I had a big week this past week. I visited four cities in Spain, traveling over 2,000 kilometers to do so. In miles, that is about 1200, roughly the distance from New York to Florida in the USA. All the cities, Madrid, Salamanca, Avila, and Toledo had something different to offer and all afforded the opportunity to expand my understanding of Spanish culture, both new and old. It is the “old” part I find fascinating, as here in America, our oldest culture is the Native American, and as far as advanced structure and recorded material, very little remains of the great cultures present 500-1,000 years ago. Not so, here in Spain …
This week coming up here promises fodder for market activity, and we don’t have to travel anywhere to experience it. It will come straight at us.
- Consumer sentiment data will come out on Friday.
My guess is the consumer is feeling better about the economy, and if I am correct, this will add momentum to an economy that seems to be chugging forward. It might not be enough yet to get big money back into the equities market, but it could get them thinking if they don’t move money soon, they will be chasing the market, and that is never a solid position.
- February retail sales, due on Tuesday morning, will be among the most-watched reports in the week ahead.
This goes hand in hand with consumer sentiment. If both come in strong, big money might see this a point to start easing into the equities market.
- The Producer Price Index and the Consumer Price Index data is coming out.
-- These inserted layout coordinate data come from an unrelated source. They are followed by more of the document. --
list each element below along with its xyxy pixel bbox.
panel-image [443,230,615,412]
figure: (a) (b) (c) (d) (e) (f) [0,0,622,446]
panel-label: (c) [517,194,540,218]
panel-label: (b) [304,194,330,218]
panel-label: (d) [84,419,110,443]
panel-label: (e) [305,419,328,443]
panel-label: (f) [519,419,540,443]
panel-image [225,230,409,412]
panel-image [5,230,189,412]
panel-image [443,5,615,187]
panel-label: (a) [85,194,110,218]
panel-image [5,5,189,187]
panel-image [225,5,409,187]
Oil, prices are the words on everyone’s lips as it pertains to inflation. Oil prices have once again jumped above $100 and remained there. Both WTI and Brent are showing no signs of easing, even though there is now talk of over-supply and decreasing demand in the market. If the numbers come out suggesting inflation is on the rise substantially, speculation will start flying about what the Fed might do to contain this ever-present threat. Keep in mind, the Fed’s real concern about inflation is not oil and food prices rising as much as it wages rising. Put them both together (wages are rising according to the latest government report), and the Fed sees that as a big problem. Add this all together and a long-term U.S. bond-market shakeup is a real potential. How does an investor sit on a minimal ROI that is less than the current inflation rate and how does an investor stay the course if inflation is beginning to rise quickly. Furthermore, what does the picture look like if the Fed opens the door to raising rates, even though they have suggested that will not happen for some time?
- Greece hopes to get 1 billion euros ($1.31 billion) in financing from the European Investment Bank (EIB) this year as a stimulus for its ailing economy.
We might hear something about this in the coming week or so, and it might prove pivotal in the perception of Greece as the perpetual “hole in the bucket” for the EU. The problem is that many European investors see Greece ultimately falling apart economically and leaving the EU. Even though it seems counterintuitive for Greece to borrow more money, it has to get its economy going, and this is one way to jump start it. Investors will see this as a positive step forward.